Kaum Diskussionen über Alternativen zum Fetisch

Die Debatte um Opel hat allerdings eine Komponente, die über die Arbeitsplatzsicherung hinausgeht. Die Rolle des Automobils in der deutschen Geschichte hat durchaus irrationale Züge. Das zeigt sich auch an der Beliebtheit der Abwrackprämie, die ihre Vorläufer in der Verschrottungsprämie der NS-Wirtschaftspolitik hatte.

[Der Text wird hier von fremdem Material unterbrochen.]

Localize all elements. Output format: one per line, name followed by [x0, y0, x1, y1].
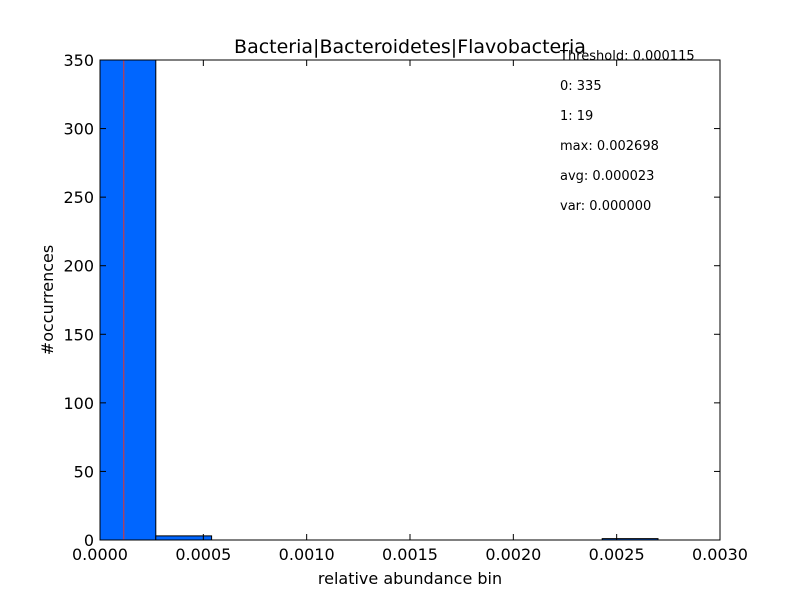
x-tick-label: 0.0025	[589, 545, 645, 564]
stat-annotation: max: 0.002698	[560, 139, 659, 154]
y-tick-label: 250	[63, 188, 94, 207]
x-ticks: 0.0000 0.0005 0.0010 0.0015 0.0020 0.0025 0.00…	[72, 60, 748, 564]
x-tick-label: 0.0010	[279, 545, 335, 564]
stat-annotation: avg: 0.000023	[560, 169, 654, 184]
x-axis-label: relative abundance bin	[318, 569, 502, 588]
y-tick-label: 50	[74, 462, 94, 481]
y-tick-label: 200	[63, 257, 94, 276]
x-tick-label: 0.0020	[485, 545, 541, 564]
x-tick-label: 0.0015	[382, 545, 438, 564]
plot-frame	[99, 59, 721, 541]
y-tick-label: 300	[63, 120, 94, 139]
y-tick-label: 0	[84, 531, 94, 550]
y-axis-label: #occurrences	[38, 245, 57, 355]
stat-annotation: 0: 335	[560, 79, 602, 94]
x-tick-label: 0.0005	[175, 545, 231, 564]
x-tick-label: 0.0030	[692, 545, 748, 564]
y-tick-label: 150	[63, 325, 94, 344]
y-tick-label: 350	[63, 51, 94, 70]
chart-title: Bacteria|Bacteroidetes|Flavobacteria	[234, 36, 586, 58]
stats-annotations: Threshold: 0.000115 0: 335 1: 19 max: 0.002…	[559, 49, 695, 214]
y-tick-label: 100	[63, 394, 94, 413]
stat-annotation: 1: 19	[560, 109, 593, 124]
histogram-bar-0	[99, 59, 157, 541]
y-ticks: 0 50 100 150 200 250 300 350	[63, 51, 720, 550]
bars-group	[99, 59, 659, 541]
stat-annotation: Threshold: 0.000115	[559, 49, 695, 64]
x-tick-label: 0.0000	[72, 545, 128, 564]
stat-annotation: var: 0.000000	[560, 199, 651, 214]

Die Konzentration auf das Fetisch Automobil sorgt dafür, dass Alternativen zur Autoproduktion nur am Rande diskutiert werden. Stephan Krull, einer der wenigen gewerkschaftlichen Autoren, der sich für eine Konversion der Autoindustrie ausspricht, geht mit der Politik des DGB hart ins Gericht:

Selbst die Gewerkschaften haben kaum Lehren aus den vorherigen Krisen gezogen, sie sind aus der geschwächten Position dazu übergegangen, „das Schlimmste zu verhüten“. „Das Schlimmste“ wäre, wenn Betriebe Beschäftigte entlassen oder Standorte schließen, auch weil damit die Mitgliederbasis der Gewerkschaft wegbricht.

Stephan Krull

Statt über Alternativen zum Automobil zu reden, die angesichts von Klima- und Energiekrise eigentlich längst auf der Tagesordnung stehen müssten, hat gewerkschaftsintern auf europäischer Ebene schon längst der Kampf um und zwischen den einzelnen Standorten begonnen. Die Politiker der unterschiedlichen Couleur können derweil mit den Ängsten um den Arbeitsplatz Wahlkampf betreiben. Der Wettkampf der Opelretter geht in die nächste Runde.